NEW YORK — Kurt Weill is better known for theatrical music than for movie scores, but his illustrious career took him into an array of styles and subjects. "September Songs: The Music of Kurt Weill," a new CD from Sony Classical, mirrors this versatility with an unpredictable roster of performers.
For pop tastes, Elvis Costello sings "Lost in the Stars," and Lou Reed chants the disc's title song. Gospel fans will enjoy The Persuasions singing "O Heavenly Salvation," and jazz buffs can tap their toes to "Speak Low" interpreted by Charlie Haden, with help from Weill himself on an old recording. Opera is represented by Teresa Stratas, who sings "Surabaya Johnny" and "Toukali Tango," and purists will applaud Lotte Lenya's searing rendition of "Pirate Jenny," not to mention "Mack the Knife" sung by the legendary Bertolt Brecht, who wrote "The Threepenny Opera" and "The Rise and Fall of the City of Mahagonny" with Weill.

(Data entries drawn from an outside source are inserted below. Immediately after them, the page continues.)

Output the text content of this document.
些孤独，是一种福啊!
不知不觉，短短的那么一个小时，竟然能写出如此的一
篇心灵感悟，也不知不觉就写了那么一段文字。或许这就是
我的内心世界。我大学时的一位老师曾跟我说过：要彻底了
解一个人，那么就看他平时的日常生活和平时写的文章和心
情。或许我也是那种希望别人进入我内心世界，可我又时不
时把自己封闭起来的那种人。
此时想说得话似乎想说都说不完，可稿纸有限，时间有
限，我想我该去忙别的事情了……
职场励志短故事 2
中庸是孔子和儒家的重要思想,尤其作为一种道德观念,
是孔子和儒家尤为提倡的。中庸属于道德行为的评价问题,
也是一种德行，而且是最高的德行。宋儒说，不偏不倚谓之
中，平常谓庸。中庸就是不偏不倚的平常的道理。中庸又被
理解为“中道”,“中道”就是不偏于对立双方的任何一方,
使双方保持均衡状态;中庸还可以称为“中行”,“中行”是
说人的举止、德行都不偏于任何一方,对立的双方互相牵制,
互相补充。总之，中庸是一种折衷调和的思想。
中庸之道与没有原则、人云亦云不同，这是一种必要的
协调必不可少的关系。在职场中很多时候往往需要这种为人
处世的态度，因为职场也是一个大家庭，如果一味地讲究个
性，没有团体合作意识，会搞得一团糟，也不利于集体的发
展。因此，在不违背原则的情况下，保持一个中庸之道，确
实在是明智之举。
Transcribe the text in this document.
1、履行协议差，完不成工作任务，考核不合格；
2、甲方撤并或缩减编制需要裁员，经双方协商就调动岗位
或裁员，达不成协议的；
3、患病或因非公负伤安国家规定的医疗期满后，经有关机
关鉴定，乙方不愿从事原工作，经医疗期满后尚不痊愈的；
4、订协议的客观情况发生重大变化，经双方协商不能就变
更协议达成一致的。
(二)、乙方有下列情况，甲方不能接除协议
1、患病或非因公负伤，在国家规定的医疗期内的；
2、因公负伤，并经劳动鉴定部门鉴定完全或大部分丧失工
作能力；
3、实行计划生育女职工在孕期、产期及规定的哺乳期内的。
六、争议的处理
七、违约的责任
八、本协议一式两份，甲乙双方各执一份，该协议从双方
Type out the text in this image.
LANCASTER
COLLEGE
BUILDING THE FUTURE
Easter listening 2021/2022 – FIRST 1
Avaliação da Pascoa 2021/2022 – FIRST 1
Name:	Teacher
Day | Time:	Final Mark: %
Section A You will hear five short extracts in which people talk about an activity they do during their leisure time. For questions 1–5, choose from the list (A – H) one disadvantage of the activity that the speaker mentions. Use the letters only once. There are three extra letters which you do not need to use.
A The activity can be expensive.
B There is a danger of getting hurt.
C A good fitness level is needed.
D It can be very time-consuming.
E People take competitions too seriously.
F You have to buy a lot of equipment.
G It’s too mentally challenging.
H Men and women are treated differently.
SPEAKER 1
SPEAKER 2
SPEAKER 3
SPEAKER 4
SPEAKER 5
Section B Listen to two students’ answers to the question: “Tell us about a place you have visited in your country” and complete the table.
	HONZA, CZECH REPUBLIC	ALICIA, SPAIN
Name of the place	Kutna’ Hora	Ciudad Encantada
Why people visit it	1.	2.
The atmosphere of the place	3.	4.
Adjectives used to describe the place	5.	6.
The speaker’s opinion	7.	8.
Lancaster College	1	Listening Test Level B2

The most offbeat track is "What Keeps Mankind Alive?" as intoned by William S. Burroughs, the late Beat Generation author. The most inimitable is "Alabama Song," belted out by David Johansen and associates. Also on hand are Nick Cave with another "Mack the Knife" and PJ Harvey with a heartbreaking "Ballad of the Soldier's Wife," plus selections by Betty Carter and Mary Margaret O'Hara. In all, this is one of the year's most original CD offerings.